While Darwin effectively undermined the idea of any kind of genesis with the publication of On the Origin of Species in 1859, the damage to the medical reputation of black people generally, and black soldiers in particular, had been done. Attention in the 1860s and 1870s turned to the performance of the West India Regiments in West Africa in campaigns against the Asante people. Military surgeons, steeped in the now-established medical orthodoxy of black vulnerability to a variety of diseases (particularly lung complaints), constantly grumbled that the West India Regiments were no longer medically fit for purpose. After the 1850s most West India Regiment soldiers were born in the West Indies, rather than in Africa, reducing the rates of acquired immunity to yellow fever. And while the men of the West India Regiments had never been immune to all forms of malaria, surgeons only now began to notice how many of them succumbed to tropical fevers. By the 1870s there was a growing belief that white soldiers should be preferred for campaigns in West Africa, as West India Regiment troops were not thought physically capable of withstanding the climate. Blackness had been transformed from conferring a medical advantage to being a medical liability.
This chapter analyses the rationale behind the founding of the West India Regiments in 1795. It argues that, while various trial runs with black soldiers during the eighteenth century had created a fertile ground for the idea, what forced Britain’s hand was an outbreak of a new strain of yellow fever in 1793. Only those of African descent were believed to be resistant to the disease (many West Africans had experienced a childhood form of the disease and were therefore immune), and when faced with the French arming large numbers of black soldiers in St. Domingue, the British determined to do the same. The decision, however, was principally a medical one rather than simply a military one. European troops would be replaced by Africans – the only men whom physicians had stated were immune to yellow fever in the West Indies.
This book demonstrates how Britain's black soldiers helped shape attitudes towards race throughout the nineteenth century. The West India Regiments were part of the British military establishment for 132 years, generating vast records with details about every one of their 100,000+ recruits which made them the best-documented group of black men in the Atlantic World.

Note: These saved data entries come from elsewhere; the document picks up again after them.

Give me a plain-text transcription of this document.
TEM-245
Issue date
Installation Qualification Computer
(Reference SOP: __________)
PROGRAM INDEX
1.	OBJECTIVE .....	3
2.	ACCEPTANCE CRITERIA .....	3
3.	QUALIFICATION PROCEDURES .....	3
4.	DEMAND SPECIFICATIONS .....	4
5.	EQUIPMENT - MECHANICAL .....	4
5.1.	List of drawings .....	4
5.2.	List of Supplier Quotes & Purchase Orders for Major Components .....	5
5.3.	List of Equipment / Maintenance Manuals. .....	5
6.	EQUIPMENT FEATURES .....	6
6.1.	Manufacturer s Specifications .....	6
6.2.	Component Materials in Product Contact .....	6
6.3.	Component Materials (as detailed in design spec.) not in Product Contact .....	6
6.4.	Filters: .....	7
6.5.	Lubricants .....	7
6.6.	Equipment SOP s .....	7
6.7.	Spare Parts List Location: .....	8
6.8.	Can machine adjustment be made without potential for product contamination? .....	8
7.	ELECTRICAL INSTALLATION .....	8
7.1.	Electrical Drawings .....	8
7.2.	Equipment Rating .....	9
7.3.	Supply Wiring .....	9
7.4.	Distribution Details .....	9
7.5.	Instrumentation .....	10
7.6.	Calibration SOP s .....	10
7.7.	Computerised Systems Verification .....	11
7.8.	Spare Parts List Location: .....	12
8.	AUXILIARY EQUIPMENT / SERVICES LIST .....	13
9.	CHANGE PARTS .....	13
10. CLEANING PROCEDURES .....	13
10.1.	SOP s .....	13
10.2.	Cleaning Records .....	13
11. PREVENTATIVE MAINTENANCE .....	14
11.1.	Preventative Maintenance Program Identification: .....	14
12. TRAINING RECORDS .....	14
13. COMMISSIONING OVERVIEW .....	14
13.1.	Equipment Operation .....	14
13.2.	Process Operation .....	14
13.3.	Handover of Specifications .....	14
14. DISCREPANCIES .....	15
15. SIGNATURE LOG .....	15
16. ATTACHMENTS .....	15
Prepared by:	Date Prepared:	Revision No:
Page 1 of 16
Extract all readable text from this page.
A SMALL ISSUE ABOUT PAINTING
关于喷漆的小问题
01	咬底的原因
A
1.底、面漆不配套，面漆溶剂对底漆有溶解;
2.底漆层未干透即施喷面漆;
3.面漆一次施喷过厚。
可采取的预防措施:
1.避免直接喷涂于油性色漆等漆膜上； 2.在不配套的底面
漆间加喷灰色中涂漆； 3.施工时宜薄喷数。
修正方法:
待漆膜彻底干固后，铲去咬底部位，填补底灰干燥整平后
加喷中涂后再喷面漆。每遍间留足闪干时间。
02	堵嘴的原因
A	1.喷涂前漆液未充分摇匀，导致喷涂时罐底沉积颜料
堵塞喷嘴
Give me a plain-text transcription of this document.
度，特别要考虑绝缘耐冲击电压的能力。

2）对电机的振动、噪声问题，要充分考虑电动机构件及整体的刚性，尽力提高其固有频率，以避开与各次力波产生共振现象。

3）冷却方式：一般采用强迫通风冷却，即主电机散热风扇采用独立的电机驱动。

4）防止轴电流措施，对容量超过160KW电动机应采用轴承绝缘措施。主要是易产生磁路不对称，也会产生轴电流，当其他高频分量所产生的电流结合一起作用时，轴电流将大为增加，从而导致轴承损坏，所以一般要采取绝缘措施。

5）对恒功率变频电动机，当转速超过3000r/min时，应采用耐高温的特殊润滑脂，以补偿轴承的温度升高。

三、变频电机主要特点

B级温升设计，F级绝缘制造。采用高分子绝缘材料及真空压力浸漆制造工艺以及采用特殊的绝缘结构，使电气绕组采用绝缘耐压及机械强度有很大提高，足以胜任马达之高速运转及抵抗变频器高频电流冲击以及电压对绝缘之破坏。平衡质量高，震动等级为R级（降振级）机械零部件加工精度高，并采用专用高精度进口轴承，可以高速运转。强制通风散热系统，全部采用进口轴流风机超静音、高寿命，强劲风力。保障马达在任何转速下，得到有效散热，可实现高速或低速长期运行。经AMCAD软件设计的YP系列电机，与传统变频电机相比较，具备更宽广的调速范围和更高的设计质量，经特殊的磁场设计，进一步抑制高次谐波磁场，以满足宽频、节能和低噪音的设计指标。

Tim Lockley shows how, in the late eighteenth century, surgeons established in medical literature that white and black bodies were radically different, forging a notion of the 'superhuman' black soldier able to undertake physical challenges far beyond white soldiers. By the late 1830s, however, military statisticians would contest these ideas and highlight the vulnerabilities of black soldiers instead. The popularity and pervasiveness of these publications spread far beyond British military or medical circles and had a significant international impact, particularly in the US, both reflecting and reinforcing changing notions about blackness.